Теперь вперед! Только вперед! К батону – чуду-юду, к ржаным округлым ломтям, к меду в кусках, возле которого роятся нахальные осы… Но прежде к золотому родимому хлебушку! Скорей, Колька! Скорей!
Двинул Сашка брата острым локтем под ребро. «Шуруй», – прошептал.
А Колька чуть выше, поприметнее бумажки с тридцаткой высунул и прямиком к прилавку. Знает: минута или две у них в запасе, не более. Придвинулся к прилавку вплотную, покрутился так, чтобы денежки его стали заметны, спросил:
– А тут чево? – Именно тем проходным тоном, когда ясно, что ничего тут стоящего для него нет. Так, ерундовина всякая.
Молодая деваха, голубые стеклянные глаза навыкате, как пуговицы, в небо уставились. В ширину больше, чем в высоту, выросла. Сашка бы сейчас нашелся что сказать: «Ширше прилавка свово». Ишь расперло, на каких таких харчах, как не на рыночных, ее откормили до такого свинства?
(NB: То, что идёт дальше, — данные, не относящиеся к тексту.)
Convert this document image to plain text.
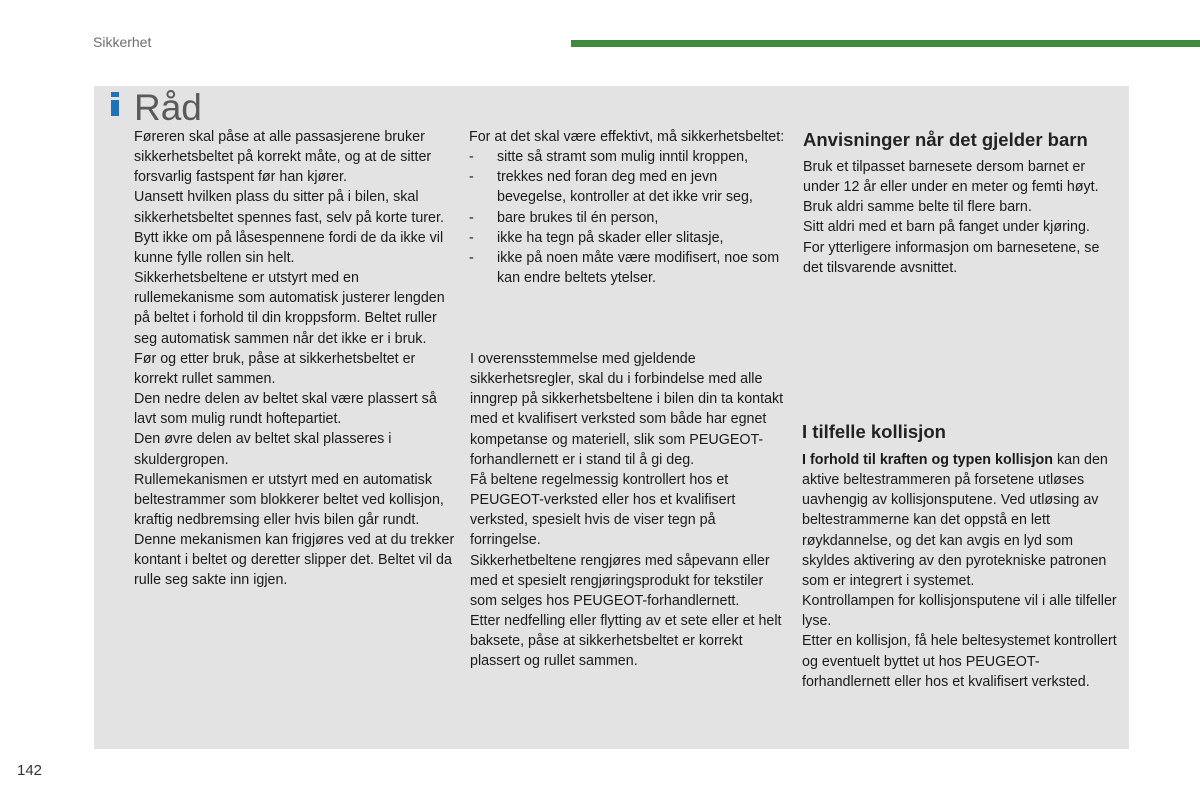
Sikkerhet
Råd

Føreren skal påse at alle passasjerene bruker sikkerhetsbeltet på korrekt måte, og at de sitter forsvarlig fastspent før han kjører.

Uansett hvilken plass du sitter på i bilen, skal sikkerhetsbeltet spennes fast, selv på korte turer.

Bytt ikke om på låsespennene fordi de da ikke vil kunne fylle rollen sin helt.

Sikkerhetsbeltene er utstyrt med en rullemekanisme som automatisk justerer lengden på beltet i forhold til din kroppsform. Beltet ruller seg automatisk sammen når det ikke er i bruk.

Før og etter bruk, påse at sikkerhetsbeltet er korrekt rullet sammen.

Den nedre delen av beltet skal være plassert så lavt som mulig rundt hoftepartiet.

Den øvre delen av beltet skal plasseres i skuldergropen.

Rullemekanismen er utstyrt med en automatisk beltestrammer som blokkerer beltet ved kollisjon, kraftig nedbremsing eller hvis bilen går rundt. Denne mekanismen kan frigjøres ved at du trekker kontant i beltet og deretter slipper det. Beltet vil da rulle seg sakte inn igjen.

For at det skal være effektivt, må sikkerhetsbeltet:

- sitte så stramt som mulig inntil kroppen,
- trekkes ned foran deg med en jevn bevegelse, kontroller at det ikke vrir seg,
- bare brukes til én person,
- ikke ha tegn på skader eller slitasje,
- ikke på noen måte være modifisert, noe som kan endre beltets ytelser.

I overensstemmelse med gjeldende sikkerhetsregler, skal du i forbindelse med alle inngrep på sikkerhetsbeltene i bilen din ta kontakt med et kvalifisert verksted som både har egnet kompetanse og materiell, slik som PEUGEOT-forhandlernett er i stand til å gi deg.

Få beltene regelmessig kontrollert hos et PEUGEOT-verksted eller hos et kvalifisert verksted, spesielt hvis de viser tegn på forringelse.

Sikkerhetbeltene rengjøres med såpevann eller med et spesielt rengjøringsprodukt for tekstiler som selges hos PEUGEOT-forhandlernett.

Etter nedfelling eller flytting av et sete eller et helt baksete, påse at sikkerhetsbeltet er korrekt plassert og rullet sammen.

Anvisninger når det gjelder barn

Bruk et tilpasset barnesete dersom barnet er under 12 år eller under en meter og femti høyt.

Bruk aldri samme belte til flere barn.

Sitt aldri med et barn på fanget under kjøring.

For ytterligere informasjon om barnesetene, se det tilsvarende avsnittet.

I tilfelle kollisjon

I forhold til kraften og typen kollisjon kan den aktive beltestrammeren på forsetene utløses uavhengig av kollisjonsputene. Ved utløsing av beltestrammerne kan det oppstå en lett røykdannelse, og det kan avgis en lyd som skyldes aktivering av den pyrotekniske patronen som er integrert i systemet.

Kontrollampen for kollisjonsputene vil i alle tilfeller lyse.

Etter en kollisjon, få hele beltesystemet kontrollert og eventuelt byttet ut hos PEUGEOT-forhandlernett eller hos et kvalifisert verksted.

142
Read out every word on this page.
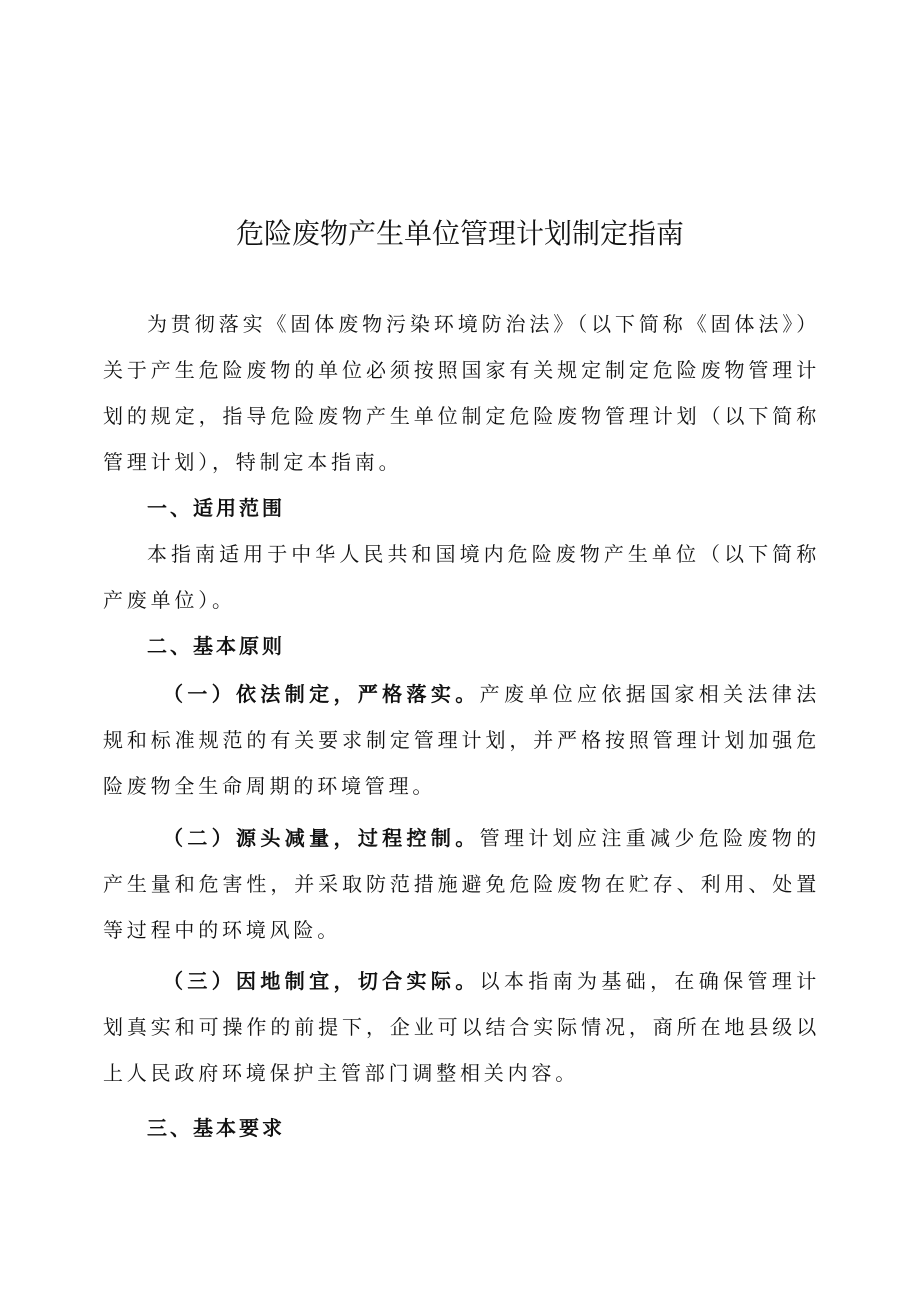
危险废物产生单位管理计划制定指南
为贯彻落实《固体废物污染环境防治法》（以下简称《固体法》）关于产生危险废物的单位必须按照国家有关规定制定危险废物管理计划的规定，指导危险废物产生单位制定危险废物管理计划（以下简称管理计划），特制定本指南。
一、适用范围
本指南适用于中华人民共和国境内危险废物产生单位（以下简称产废单位）。
二、基本原则
（一）依法制定，严格落实。产废单位应依据国家相关法律法规和标准规范的有关要求制定管理计划，并严格按照管理计划加强危险废物全生命周期的环境管理。
（二）源头减量，过程控制。管理计划应注重减少危险废物的产生量和危害性，并采取防范措施避免危险废物在贮存、利用、处置等过程中的环境风险。
（三）因地制宜，切合实际。以本指南为基础，在确保管理计划真实和可操作的前提下，企业可以结合实际情况，商所在地县级以上人民政府环境保护主管部门调整相关内容。
三、基本要求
Рядом мужичишка, чахлый в сравнении с ней, задавила небось, мяса в ней пудов сто будет.
Все это пронеслось в Колькиной голове, как легкий сквознячок, в то время как он нехотя, с недовольной миной хлеб оглядывал.
– Носят тут всякое… – процедил и посмотрел вдаль, сейчас дальше пойдет. – Тут ничего стóящего не видать.
Девка семечки лузгает, равнодушно отплевывает в сторону. Работает, строчит, как пулемет все равно. Но и ее задело.
– Всякое? – спросила, даже лузга повисла на нижней губе. – Это тебе всякое? – сунула под нос Кольке батон.
Колька вроде уж уходить хотел, но задержался, взял батон в руку, и от пружинистой корочки, от дурманящего запаха вдруг подступила к горлу тошнота.
– Из отрубей, что ли? – спросил и поморщился. Не любит, сразу видно, когда суют ему всякую всячину из отрубей.
– Сам из отрубей! – вспыхнула деваха. – Батон пшанишный! Глядеть надо лучше!
А Колька и правда глаза закрыл, вот-вот его вывернет наизнанку. Как начнет он блевать вот тут, на глазах у этой сдобной девки, так кранты всем их планам. Вот ведь загвоздка! Все продумали, каждое движение загодя предусмотрели, а тошноту от голода, спазмы в кишках забыли, не учли.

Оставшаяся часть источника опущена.